Cela ne signifie pas que nous ne savons rien de ce phénomène. Déjà une petite étude coordonnée par le professeur Jérôme Lechien, médecin ORL, en collaboration avec l’université de Mons en Belgique donne une première idée sur la perte de goût et d’odorat chez les patients. « Nous pouvons déjà dire que chez certains patients, cette perte survient avant même l’apparition de tout autre symptôme. Et que s’il n’y a pas de sinusite ou d’autres troubles ORL préexistants, cela doit être considéré comme un signe spécifique du Covid-19 », prévient Jérôme Lechien. Dans cette étude réalisée sur 417 patients touchés par une forme sans gravité de Covid-19 et examinés dans 12 hôpitaux européens, l’anosmie et l’agueusie toucheraient respectivement 86% et 88% des malades. A noter que près de la moitié de ces patients ont récupéré leurs sens dans un délai de 15 jours. 

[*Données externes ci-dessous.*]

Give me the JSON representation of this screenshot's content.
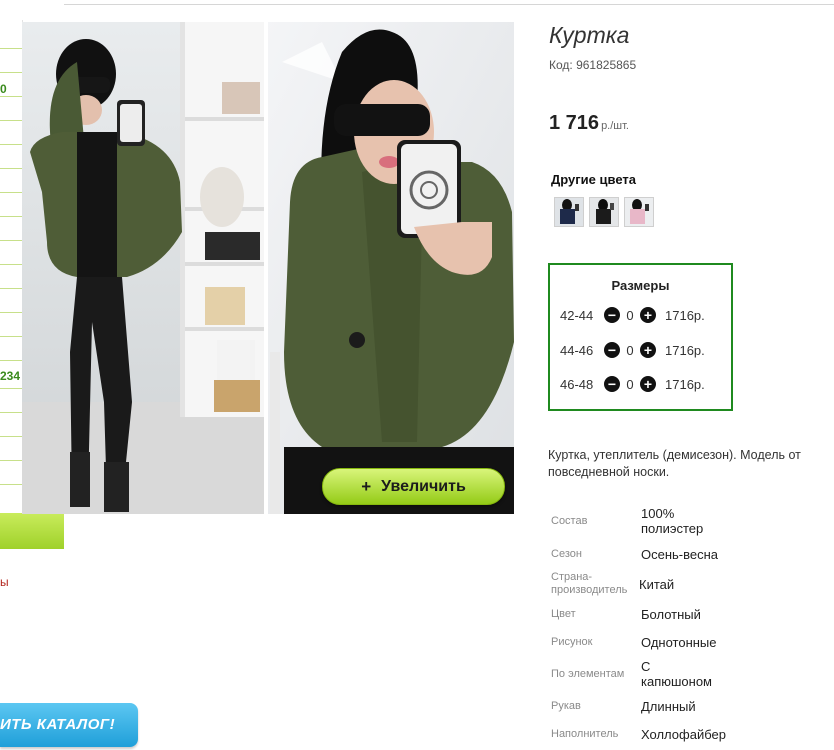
{
  "sidebar": {
    "numbers": [
      "0",
      "234"
    ],
    "red_text": "ы",
    "catalog_button": "ИТЬ КАТАЛОГ!"
  },
  "product": {
    "title": "Куртка",
    "code": "Код: 961825865",
    "price": "1 716",
    "price_unit": "р./шт.",
    "zoom_button": "Увеличить",
    "other_colors_title": "Другие цвета",
    "other_colors": [
      {
        "name": "navy",
        "color": "#1e2a4a"
      },
      {
        "name": "black",
        "color": "#1b1b1b"
      },
      {
        "name": "pink",
        "color": "#e8b7c8"
      }
    ],
    "sizes_title": "Размеры",
    "sizes": [
      {
        "size": "42-44",
        "qty": "0",
        "price": "1716р."
      },
      {
        "size": "44-46",
        "qty": "0",
        "price": "1716р."
      },
      {
        "size": "46-48",
        "qty": "0",
        "price": "1716р."
      }
    ],
    "description_line1": "Куртка, утеплитель (демисезон). Модель от",
    "description_line2": "повседневной носки.",
    "properties": [
      {
        "label": "Состав",
        "value": "100% полиэстер"
      },
      {
        "label": "Сезон",
        "value": "Осень-весна"
      },
      {
        "label": "Страна-производитель",
        "value": "Китай"
      },
      {
        "label": "Цвет",
        "value": "Болотный"
      },
      {
        "label": "Рисунок",
        "value": "Однотонные"
      },
      {
        "label": "По элементам",
        "value": "С капюшоном"
      },
      {
        "label": "Рукав",
        "value": "Длинный"
      },
      {
        "label": "Наполнитель",
        "value": "Холлофайбер"
      }
    ]
  },
  "colors": {
    "accent_green": "#1f8a1f",
    "button_green": "#a8d82a",
    "catalog_blue": "#2aa8e0"
  }
}
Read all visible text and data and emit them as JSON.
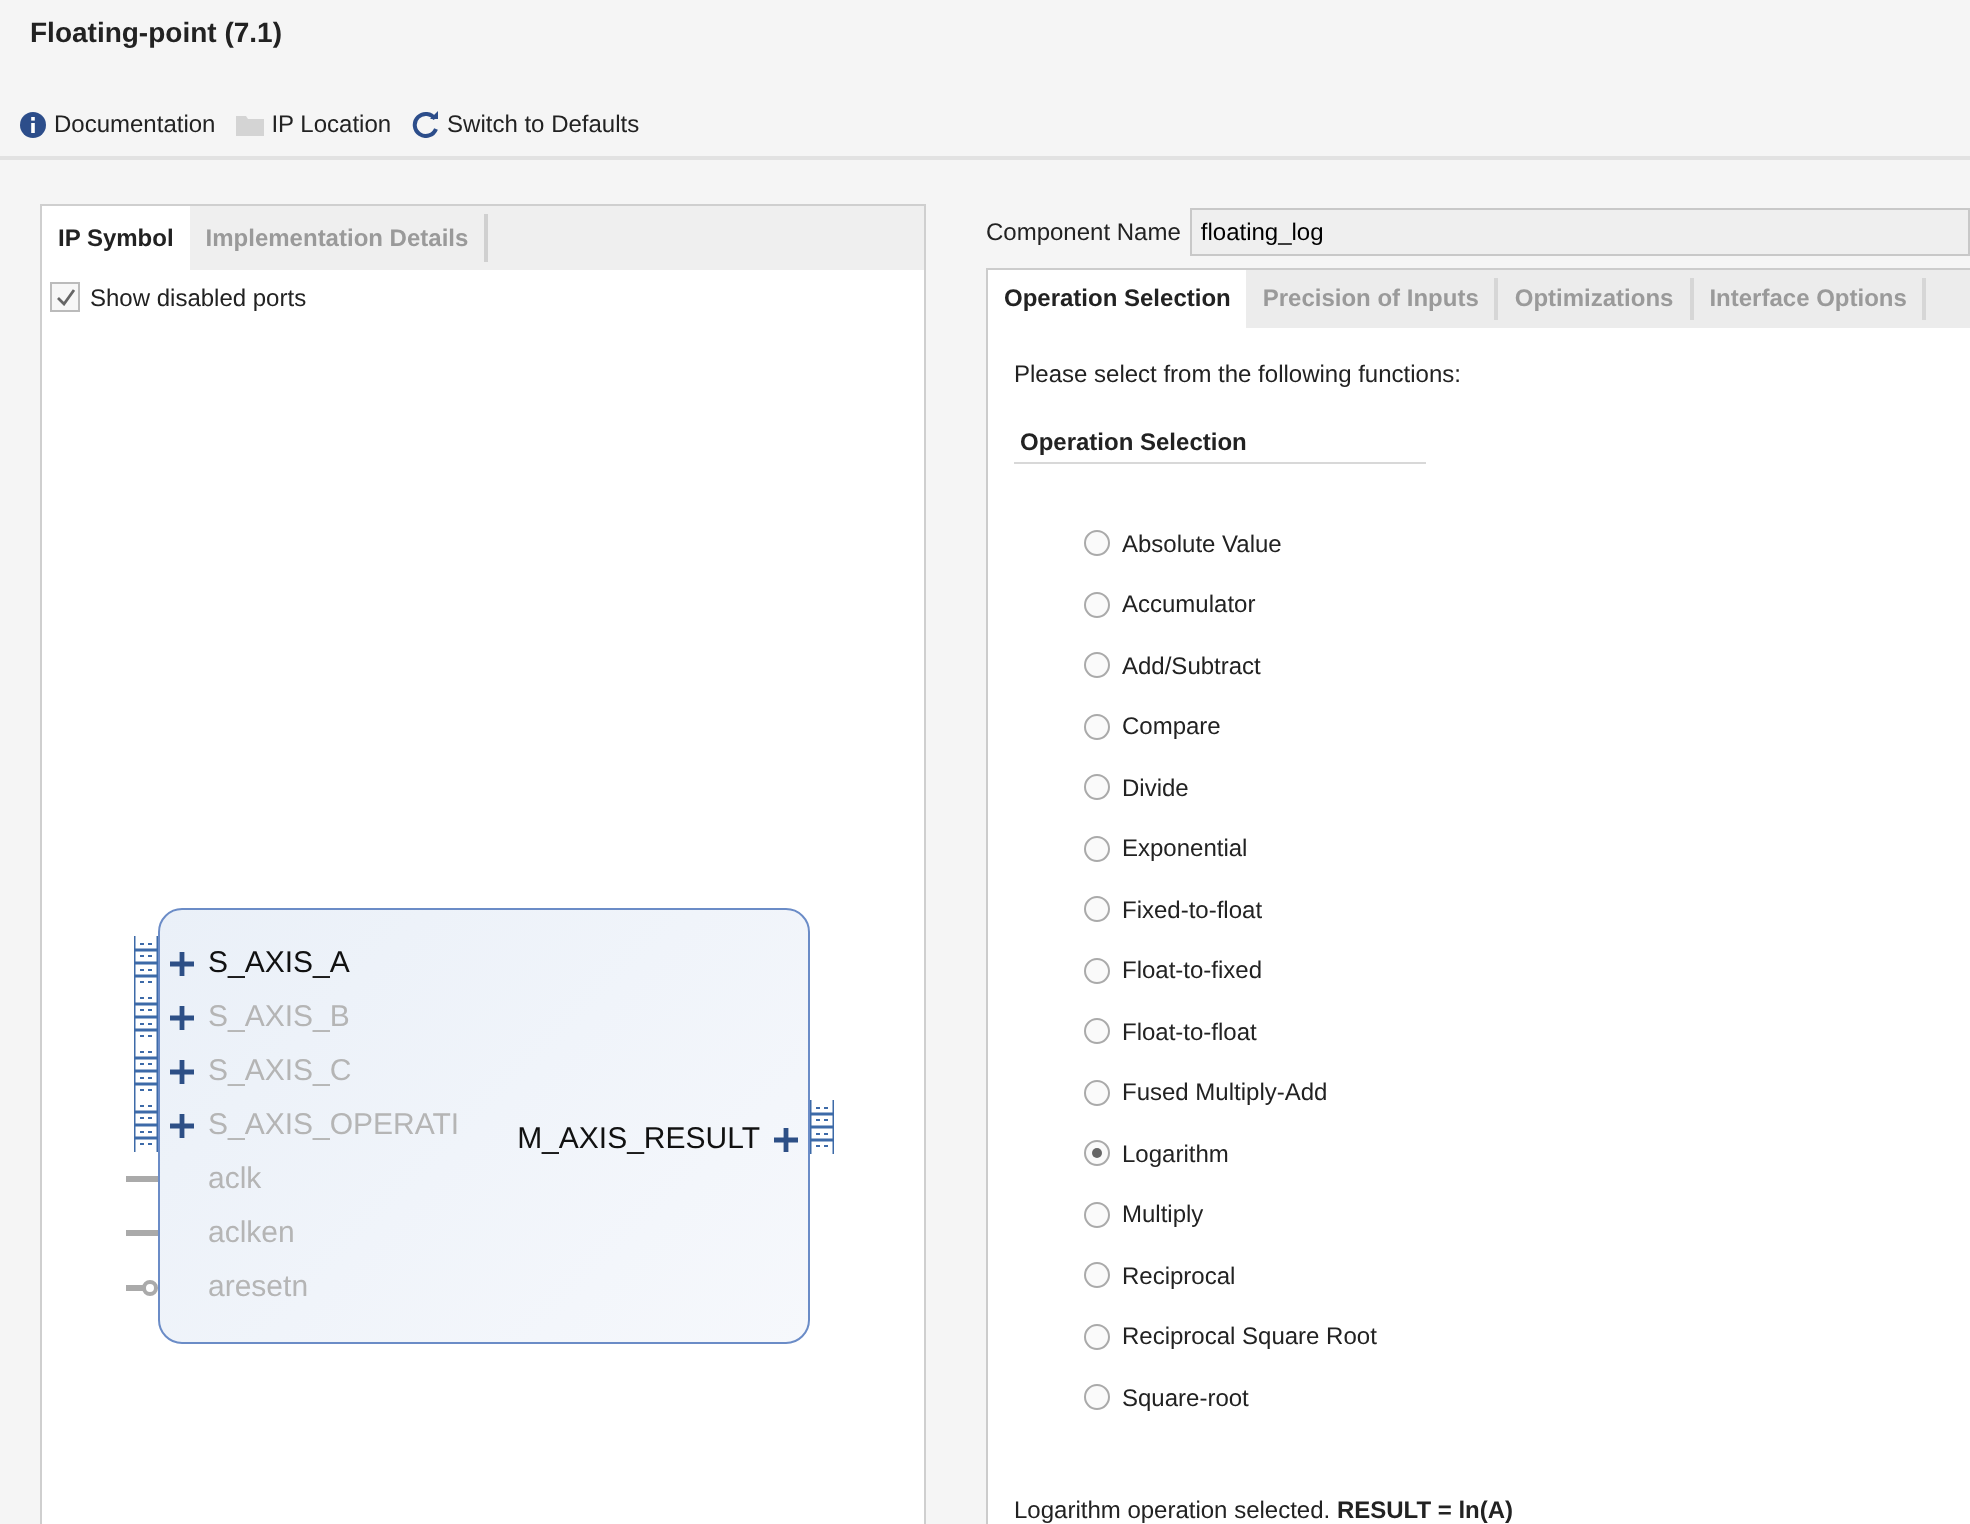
{
  "window": {
    "title": "Floating-point (7.1)"
  },
  "toolbar": [
    {
      "label": "Documentation",
      "kind": "info"
    },
    {
      "label": "IP Location",
      "kind": "folder"
    },
    {
      "label": "Switch to Defaults",
      "kind": "refresh"
    }
  ],
  "left_panel": {
    "tabs": [
      {
        "label": "IP Symbol",
        "selected": true
      },
      {
        "label": "Implementation Details",
        "selected": false
      }
    ],
    "show_disabled_ports": {
      "label": "Show disabled ports",
      "checked": true
    },
    "symbol": {
      "left_ports": [
        {
          "name": "S_AXIS_A",
          "kind": "bus",
          "disabled": false
        },
        {
          "name": "S_AXIS_B",
          "kind": "bus",
          "disabled": true
        },
        {
          "name": "S_AXIS_C",
          "kind": "bus",
          "disabled": true
        },
        {
          "name": "S_AXIS_OPERATI",
          "kind": "bus",
          "disabled": true
        },
        {
          "name": "aclk",
          "kind": "clock",
          "disabled": true
        },
        {
          "name": "aclken",
          "kind": "clock",
          "disabled": true
        },
        {
          "name": "aresetn",
          "kind": "reset",
          "disabled": true
        }
      ],
      "right_ports": [
        {
          "name": "M_AXIS_RESULT",
          "kind": "bus",
          "disabled": false
        }
      ]
    }
  },
  "component_name": {
    "label": "Component Name",
    "value": "floating_log"
  },
  "tabs": [
    {
      "label": "Operation Selection",
      "selected": true
    },
    {
      "label": "Precision of Inputs",
      "selected": false
    },
    {
      "label": "Optimizations",
      "selected": false
    },
    {
      "label": "Interface Options",
      "selected": false
    }
  ],
  "intro": "Please select from the following functions:",
  "section_title": "Operation Selection",
  "operations": [
    {
      "label": "Absolute Value",
      "selected": false
    },
    {
      "label": "Accumulator",
      "selected": false
    },
    {
      "label": "Add/Subtract",
      "selected": false
    },
    {
      "label": "Compare",
      "selected": false
    },
    {
      "label": "Divide",
      "selected": false
    },
    {
      "label": "Exponential",
      "selected": false
    },
    {
      "label": "Fixed-to-float",
      "selected": false
    },
    {
      "label": "Float-to-fixed",
      "selected": false
    },
    {
      "label": "Float-to-float",
      "selected": false
    },
    {
      "label": "Fused Multiply-Add",
      "selected": false
    },
    {
      "label": "Logarithm",
      "selected": true
    },
    {
      "label": "Multiply",
      "selected": false
    },
    {
      "label": "Reciprocal",
      "selected": false
    },
    {
      "label": "Reciprocal Square Root",
      "selected": false
    },
    {
      "label": "Square-root",
      "selected": false
    }
  ],
  "result_note": "Logarithm operation selected. **RESULT = ln(A)**"
}
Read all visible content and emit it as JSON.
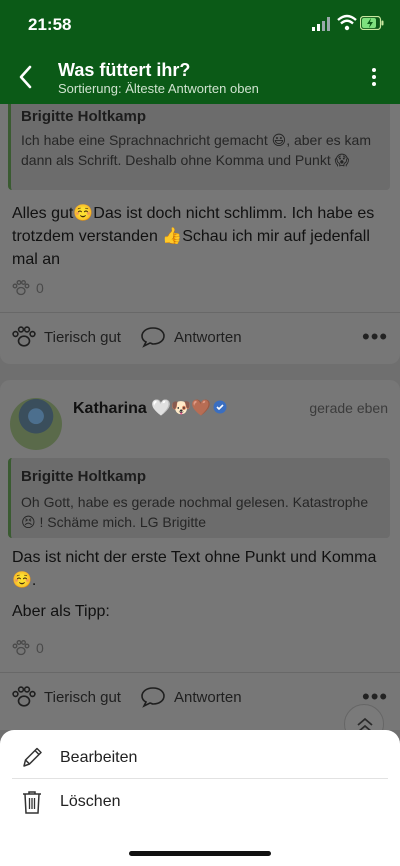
{
  "status_bar": {
    "time": "21:58",
    "accent": "#0b5a17"
  },
  "app_bar": {
    "title": "Was füttert ihr?",
    "subtitle": "Sortierung: Älteste Antworten oben"
  },
  "posts": [
    {
      "quote": {
        "author": "Brigitte Holtkamp",
        "text": "Ich habe eine Sprachnachricht gemacht 😃, aber es kam dann als Schrift. Deshalb ohne Komma und Punkt 😱"
      },
      "body": "Alles gut☺️Das ist doch nicht schlimm. Ich habe es trotzdem verstanden 👍Schau ich mir auf jedenfall mal an",
      "reaction_count": "0",
      "actions": {
        "like": "Tierisch gut",
        "reply": "Antworten"
      }
    },
    {
      "author": {
        "name": "Katharina 🤍🐶🤎",
        "time": "gerade eben"
      },
      "quote": {
        "author": "Brigitte Holtkamp",
        "text": "Oh Gott, habe es gerade nochmal gelesen. Katastrophe 😣 ! Schäme mich. LG Brigitte"
      },
      "body_1": "Das ist nicht der erste Text ohne Punkt und Komma ☺️.",
      "body_2": "Aber als Tipp:",
      "reaction_count": "0",
      "actions": {
        "like": "Tierisch gut",
        "reply": "Antworten"
      }
    }
  ],
  "bottom_sheet": {
    "items": [
      {
        "label": "Bearbeiten",
        "icon": "pencil-icon"
      },
      {
        "label": "Löschen",
        "icon": "trash-icon"
      }
    ]
  }
}
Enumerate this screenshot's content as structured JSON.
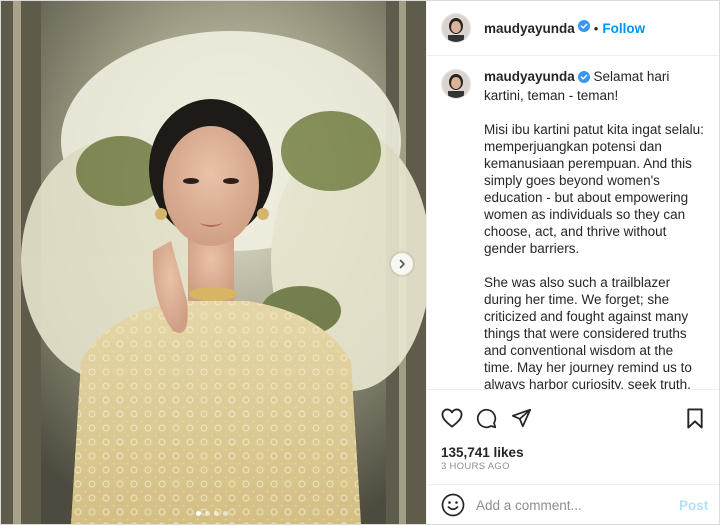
{
  "post": {
    "username": "maudyayunda",
    "follow_separator": "•",
    "follow_label": "Follow",
    "caption": {
      "first_line": "Selamat hari kartini, teman - teman!",
      "paragraphs": [
        "Misi ibu kartini patut kita ingat selalu: memperjuangkan potensi dan kemanusiaan perempuan. And this simply goes beyond women's education - but about empowering women as individuals so they can choose, act, and thrive without gender barriers.",
        "She was also such a trailblazer during her time. We forget; she criticized and fought against many things that were considered truths and conventional wisdom at the time. May her journey remind us to always harbor curiosity, seek truth, and challenge injustices that may be hidden in the supposed"
      ]
    },
    "likes": "135,741 likes",
    "timestamp": "3 HOURS AGO"
  },
  "comment": {
    "placeholder": "Add a comment...",
    "post_label": "Post"
  },
  "carousel": {
    "dots": 4,
    "active_index": 0
  },
  "icons": {
    "verified": "verified-badge-icon",
    "like": "heart-icon",
    "comment": "comment-bubble-icon",
    "share": "paper-plane-icon",
    "save": "bookmark-icon",
    "emoji": "smiley-icon",
    "next": "chevron-right-icon"
  },
  "colors": {
    "link_blue": "#0095f6",
    "post_disabled": "#b2dffc",
    "verified": "#3897f0",
    "muted": "#8e8e8e",
    "text": "#262626"
  }
}
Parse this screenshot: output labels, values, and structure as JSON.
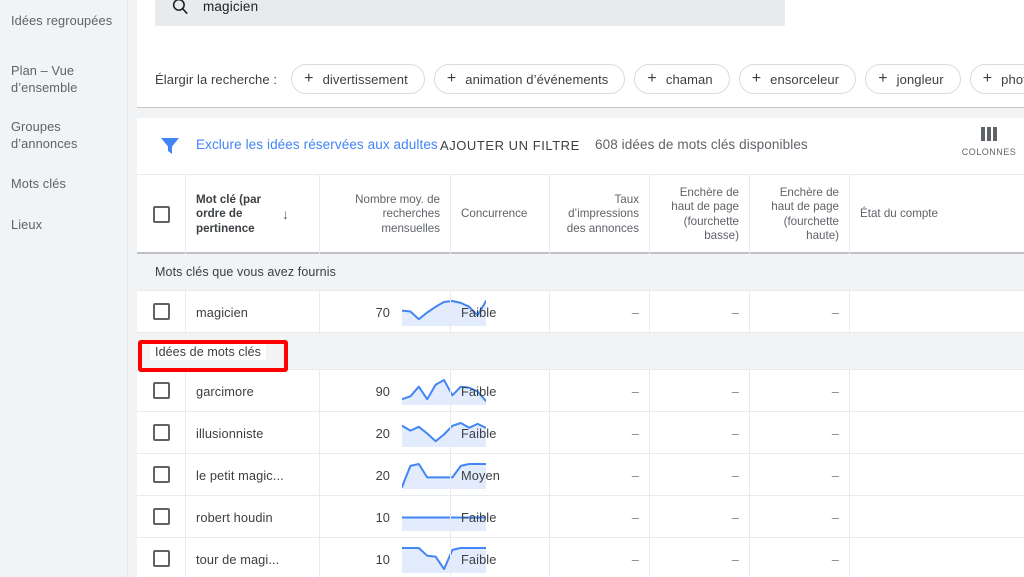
{
  "sidebar": {
    "items": [
      {
        "label": "Idées regroupées",
        "name": "sidebar-item-idees-regroupees"
      },
      {
        "label": "Plan – Vue d’ensemble",
        "name": "sidebar-item-plan-vue-ensemble"
      },
      {
        "label": "Groupes d’annonces",
        "name": "sidebar-item-groupes-annonces"
      },
      {
        "label": "Mots clés",
        "name": "sidebar-item-mots-cles"
      },
      {
        "label": "Lieux",
        "name": "sidebar-item-lieux"
      }
    ]
  },
  "search": {
    "icon": "search-icon",
    "value": "magicien",
    "placeholder": "magicien"
  },
  "expand": {
    "label": "Élargir la recherche :",
    "chips": [
      "divertissement",
      "animation d’événements",
      "chaman",
      "ensorceleur",
      "jongleur",
      "photograph"
    ]
  },
  "toolbar": {
    "filter_icon": "filter-icon",
    "exclude_link": "Exclure les idées réservées aux adultes",
    "add_filter": "AJOUTER UN FILTRE",
    "available_count": "608 idées de mots clés disponibles",
    "columns_label": "COLONNES",
    "columns_icon": "columns-icon"
  },
  "table": {
    "headers": {
      "keyword": "Mot clé (par ordre de pertinence",
      "sort_arrow": "↓",
      "volume": "Nombre moy. de recherches mensuelles",
      "competition": "Concurrence",
      "impression_share": "Taux d’impressions des annonces",
      "bid_low": "Enchère de haut de page (fourchette basse)",
      "bid_high": "Enchère de haut de page (fourchette haute)",
      "account_state": "État du compte"
    },
    "groups": [
      {
        "label": "Mots clés que vous avez fournis",
        "highlighted": false
      },
      {
        "label": "Idées de mots clés",
        "highlighted": true
      }
    ],
    "rows_provided": [
      {
        "keyword": "magicien",
        "volume": "70",
        "competition": "Faible",
        "impression_share": "–",
        "bid_low": "–",
        "bid_high": "–",
        "account_state": "",
        "spark": [
          14,
          13,
          5,
          12,
          18,
          23,
          24,
          22,
          18,
          9,
          24
        ]
      }
    ],
    "rows_ideas": [
      {
        "keyword": "garcimore",
        "volume": "90",
        "competition": "Faible",
        "impression_share": "–",
        "bid_low": "–",
        "bid_high": "–",
        "account_state": "",
        "spark": [
          4,
          7,
          17,
          4,
          19,
          24,
          8,
          17,
          16,
          12,
          2
        ]
      },
      {
        "keyword": "illusionniste",
        "volume": "20",
        "competition": "Faible",
        "impression_share": "–",
        "bid_low": "–",
        "bid_high": "–",
        "account_state": "",
        "spark": [
          20,
          15,
          19,
          12,
          4,
          11,
          20,
          23,
          18,
          22,
          18
        ]
      },
      {
        "keyword": "le petit magic...",
        "volume": "20",
        "competition": "Moyen",
        "impression_share": "–",
        "bid_low": "–",
        "bid_high": "–",
        "account_state": "",
        "spark": [
          0,
          22,
          24,
          10,
          10,
          10,
          10,
          22,
          24,
          24,
          24
        ]
      },
      {
        "keyword": "robert houdin",
        "volume": "10",
        "competition": "Faible",
        "impression_share": "–",
        "bid_low": "–",
        "bid_high": "–",
        "account_state": "",
        "spark": [
          12,
          12,
          12,
          12,
          12,
          12,
          12,
          12,
          12,
          12,
          12
        ]
      },
      {
        "keyword": "tour de magi...",
        "volume": "10",
        "competition": "Faible",
        "impression_share": "–",
        "bid_low": "–",
        "bid_high": "–",
        "account_state": "",
        "spark": [
          24,
          24,
          24,
          16,
          15,
          2,
          22,
          24,
          24,
          24,
          24
        ]
      }
    ]
  },
  "annotation": {
    "color": "#ff0000",
    "target": "Idées de mots clés"
  },
  "colors": {
    "accent_blue": "#4285f4",
    "sidebar_bg": "#f1f3f4",
    "text_primary": "#3c4043",
    "text_secondary": "#5f6368"
  }
}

Mais comment expliquer ce symptôme ? Deux hypothèses sont à l’étude. Toutes deux concentrent sur l’odorat. Mais la première évoque une infection limitée aux seules cellules chargées de capter les odeurs dans le nez, tandis que la deuxième parie sur une capacité plus large du Sars-CoV-2 à s’attaquer aux neurones de l’olfaction. Cette deuxième hypothèse ne surprendrait pas Pierre Talbot, virologue canadien à l’INRS-Institut Armand-Frappier et l’un des rares spécialistes mondiaux du « neurotropisme » des coronavirus. Au cours des années 2000, le chercheur l’a démontré chez l’animal : « les coronavirus communs, ceux qui causent des rhumes, peuvent parfaitement atteindre le système nerveux en pénétrant par le nez, en infectant les cellules nerveuses de l’odorat puis remonter le long du nerf olfactif pour rejoindre le centre de l’odorat situé dans le cerveau ». Dans le cas du coronavirus responsable de la pandémie de Sras en 2003, des échantillons prélevés sur quelques malades ont également montré la présence du virus dans les neurones du cerveau. Pour le Sars-Cov2, une seule étude pointe sa présence dans le système nerveux central.

Ces données sont donc encore bien trop parcellaires pour trancher sur la réalité du « neurotropisme » du virus. Et la perte de l’odorat et du goût n’est encore à ce stade qu’une simple piste qu’il faut encore explorer avant d’aller plus loin. 

Ce contenu n'est pas ouvert aux commentaires.